If a third-party identifies a suspect connection, the organization will then write to the affected customer outlining how they can remove Zeus using through the company’s paid-for Digital Home Support service or online tools. This process hands the work of removing Zeus and other malware to the Virgin Media Security security software package that comes with Virgin’s ISP package, which now uses the BitDefender antivirus engine, one of the few reliably able to detect the newest version of the malware. Virgin to boost upload speeds for fibre broadband users for free. It’s unusual for an ISP to accept to using third-party companies to find botnets, but Zeus is serious enough at the moment to break convention. Recently in only its latest attack, UK-US company M86 Security revealed that Zeus v3 had successfully hacked the online bank accounts of 3,000 UK customers of a large high-street bank, stealing nearly $1 million. The organization doesn’t make any widespread use of internal botnet detection technology or if it does it won’t say so for fear of making users alert of covert monitoring.
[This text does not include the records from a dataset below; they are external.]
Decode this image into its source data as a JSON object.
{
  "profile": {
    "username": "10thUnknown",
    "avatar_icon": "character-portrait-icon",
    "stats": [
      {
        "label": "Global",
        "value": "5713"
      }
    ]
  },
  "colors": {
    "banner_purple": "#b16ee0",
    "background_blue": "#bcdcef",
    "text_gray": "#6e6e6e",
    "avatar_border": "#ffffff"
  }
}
“We don’t identify the spread of botnets ourselves because that could be an invasion of privacy,” says a source at Virgin Media. “We are writing to customers we have been told may be infected by malware, encouraging them to check their machines have an up to date security package, and offering advices on simple and free ways to disinfect their machines,” says Jon James, executive director of broadband at Virgin Media. “For those who need more help we also have our fee-based Digital Home Support service that fixes problems using the newst cutting edge remote control technology,” Jon James says.
BitDefender made a speciality of Zeus detection. Other security organizations aren’t supposed to be doing such a good job, that raises the problem of how customers can block Zeus first of all. Zeus also targets an amount of common vulnerabilities in widely used programs which a lot of users either have not patched or simply don’t grasp need patching.
In October 2010, FBI declared that using Zeus, hackers in Eastern Europe infected computers around the world. The virus was spread in the e-mails, and when targeted individuals at municipalities and businesses opened the e-mail, the trojan software installed itself on the victimized PC, secretly capturing passwords, account numbers, and other data used to log into online banking accounts. It is still active now. The hackers used this info to take possession of the victims’ bank accounts and make unauthorized transfers, often routing the funds to other accounts controlled by a network of “money mules.” Many of the USA money mules were gained from overseas. They made bank accounts using fake documents and names. Once the money was in their accounts, the mules could either wire it back to their chiefs in Eastern Europe, or turn it into cash and smuggle it out of the country. They were paid a commission for this work.
Law enforcement agencies say that over 60 people have been charged with trying to siphon millions of dollars out of banks by using the Zeus. There were about 11 of the arrests in NY City, according to the Federal Bureau of Investigation and the NY City police department. It also appears that these busts are related to a crackdown in London in which 19 people were blamed of being part of a cybercrime ring which stole nearly 6 million from UK banks.
On July 14, 2010, security company Trusteer filed a report that says that the credit cards of more than 15 unnamed US banks have been compromised. On 1 October 2010, FBI announced it had detected a major international cyber crime network which had used the Zeus to hack into US PCs and steal nearly $70m. More than 100 people were arrested on charges of conspiracy to commit bank fraud and money laundering. Of those, over 90 were in the United States, and some arrests were made in United Kingdom and Ukraine.